There is literally no excusing the movies' costs. A movie this short of story and pyrotechnics needn't require that kind of money. Also, if the background stories are to be believed, it appears that May (and the cast's) over-the-top ego and/or obsessive attention to detail (depending on your point of view) clearly turned what should have been a light diversion of a movie into a bit of a nightmarish mess.

It also didn't have to be shot on location in north Africa, which certainly put more demands on the film financially and creatively.
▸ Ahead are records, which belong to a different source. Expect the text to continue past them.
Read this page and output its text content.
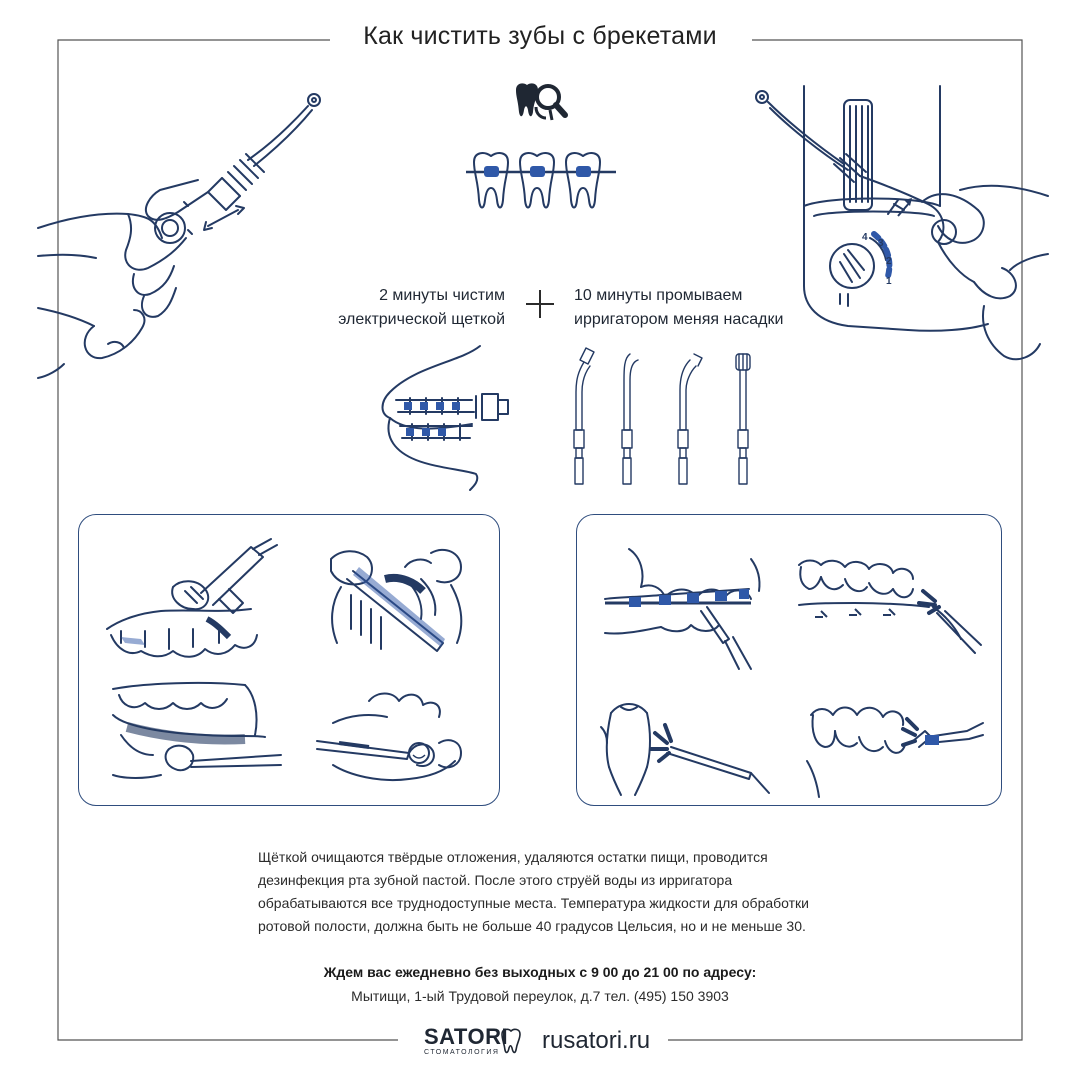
Как чистить зубы с брекетами
4
3
2
1
2 минуты чистим
электрической щеткой
10 минуты промываем
ирригатором меняя насадки
Щёткой очищаются твёрдые отложения, удаляются остатки пищи, проводится
дезинфекция рта зубной пастой. После этого струёй воды из ирригатора
обрабатываются все труднодоступные места. Температура жидкости для обработки
ротовой полости, должна быть не больше 40 градусов Цельсия, но и не меньше 30.
Ждем вас ежедневно без выходных с 9 00 до 21 00 по адресу:
Мытищи, 1-ый Трудовой переулок, д.7 тел. (495) 150 3903
SATORI
СТОМАТОЛОГИЯ rusatori.ru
Not all the humor in the movie holds up -- it's pretty culturally insensitive -- but then a lot of it does. Beatty and Hoffman are really funny together, so much so that even the sillier running gags (like Hoffman being the irresistible hunk and Beatty being a bumbler with women) work because the two stars are just so damn charming.

The movie also has some sly, subtle things to say about the vapid but sometimes sincere pursuit of fame, celebrity and heroism, not mention the frail male ego, something May has proven very adept at capturing in the past in her terrific 1972 film The Heartbreak Kid and it's great but little seen follow-up 1976's Mikey and Nicky.

I can easily see how watching two middle aged buffoons stumble their way through bad relationships, bad songs, and silly jokes about a blind camel might have rubbed a lot of critics and audiences the wrong way back in 1987, and maybe in 2018 too.

But for me, if you look past the production woes and costs, and just enjoy the movie for the trifle that it is, I had a lot of fun with it. Now, that it's come and gone from theaters, the stakes are also no longer there, and you can enjoy it purely for its whimsical nature and endearing earnestness.

I think, despite its bad reputation, it might just put a smile on your face.